L15: If $α > 1$ and $β$ are ordinals, then $β ≤ α^β$.

L16: If $γ$ is a limit, then for all $α > 1: α^γ$ is a limit.

L17: Suppose $γ$ is a limit, $α > 1$ and $β$ are ordinals and $β < γ$. Then $α^β < α^γ$.

L18: Suppose $α > 1$ and $β,γ$ are ordinals and $β < γ$. Then $α^β < α^γ$.

L19: (Left-Monotonicity of Ordinal Exponentiation). Let $α,β,γ$ be ordinals and $α > 0$. The following are equivalent:

i. $β < γ ∧ α > 1$.

ii. $α^β < α^γ$.

L20: (Associativity of Ordinal Addition). Let $α,β,γ$ be ordinals. Then $(α + β) + γ = α + (β + γ)$.

L21: (Distributivity). Let $α,β,γ$ be ordinals.
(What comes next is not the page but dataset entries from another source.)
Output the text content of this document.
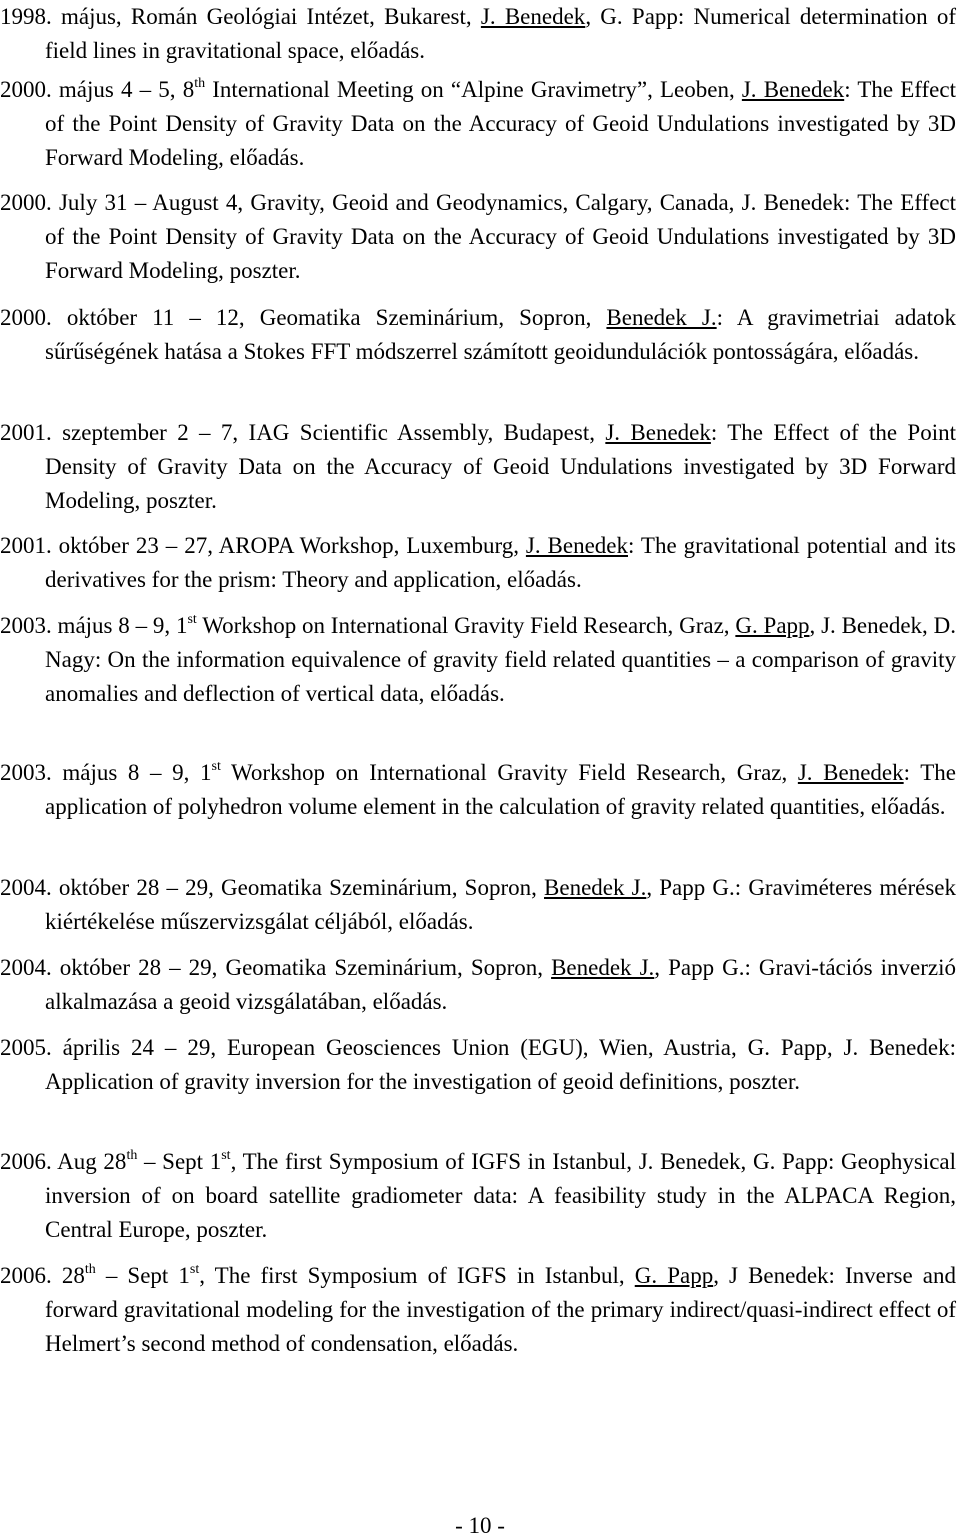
1998. május, Román Geológiai Intézet, Bukarest, J. Benedek, G. Papp: Numerical determination of field lines in gravitational space, előadás.
2000. május 4 – 5, 8th International Meeting on “Alpine Gravimetry”, Leoben, J. Benedek: The Effect of the Point Density of Gravity Data on the Accuracy of Geoid Undulations investigated by 3D Forward Modeling, előadás.
2000. July 31 – August 4, Gravity, Geoid and Geodynamics, Calgary, Canada, J. Benedek: The Effect of the Point Density of Gravity Data on the Accuracy of Geoid Undulations investigated by 3D Forward Modeling, poszter.
2000. október 11 – 12, Geomatika Szeminárium, Sopron, Benedek J.: A gravimetriai adatok sűrűségének hatása a Stokes FFT módszerrel számított geoidundulációk pontosságára, előadás.
2001. szeptember 2 – 7, IAG Scientific Assembly, Budapest, J. Benedek: The Effect of the Point Density of Gravity Data on the Accuracy of Geoid Undulations investigated by 3D Forward Modeling, poszter.
2001. október 23 – 27, AROPA Workshop, Luxemburg, J. Benedek: The gravitational potential and its derivatives for the prism: Theory and application, előadás.
2003. május 8 – 9, 1st Workshop on International Gravity Field Research, Graz, G. Papp, J. Benedek, D. Nagy: On the information equivalence of gravity field related quantities – a comparison of gravity anomalies and deflection of vertical data, előadás.
2003. május 8 – 9, 1st Workshop on International Gravity Field Research, Graz, J. Benedek: The application of polyhedron volume element in the calculation of gravity related quantities, előadás.
2004. október 28 – 29, Geomatika Szeminárium, Sopron, Benedek J., Papp G.: Graviméteres mérések kiértékelése műszervizsgálat céljából, előadás.
2004. október 28 – 29, Geomatika Szeminárium, Sopron, Benedek J., Papp G.: Gravi-tációs inverzió alkalmazása a geoid vizsgálatában, előadás.
2005. április 24 – 29, European Geosciences Union (EGU), Wien, Austria, G. Papp, J. Benedek: Application of gravity inversion for the investigation of geoid definitions, poszter.
2006. Aug 28th – Sept 1st, The first Symposium of IGFS in Istanbul, J. Benedek, G. Papp: Geophysical inversion of on board satellite gradiometer data: A feasibility study in the ALPACA Region, Central Europe, poszter.
2006. 28th – Sept 1st, The first Symposium of IGFS in Istanbul, G. Papp, J Benedek: Inverse and forward gravitational modeling for the investigation of the primary indirect/quasi-indirect effect of Helmert’s second method of condensation, előadás.
- 10 -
Then $α · (β + γ) = α · β + α · γ$.

L22: (Associativity of Ordinal Multiplication). Let $α,β,γ$ be ordinals. Then $(α · β) · γ = α · (β · γ)$.

L23: Let $α,β,γ$ be ordinals. Then $α^{β+γ} = α^β · α^γ$.

L24: Let $α,β,γ$ be ordinals. Then ${\left(α^β\right)}^γ = α^{β · γ}$.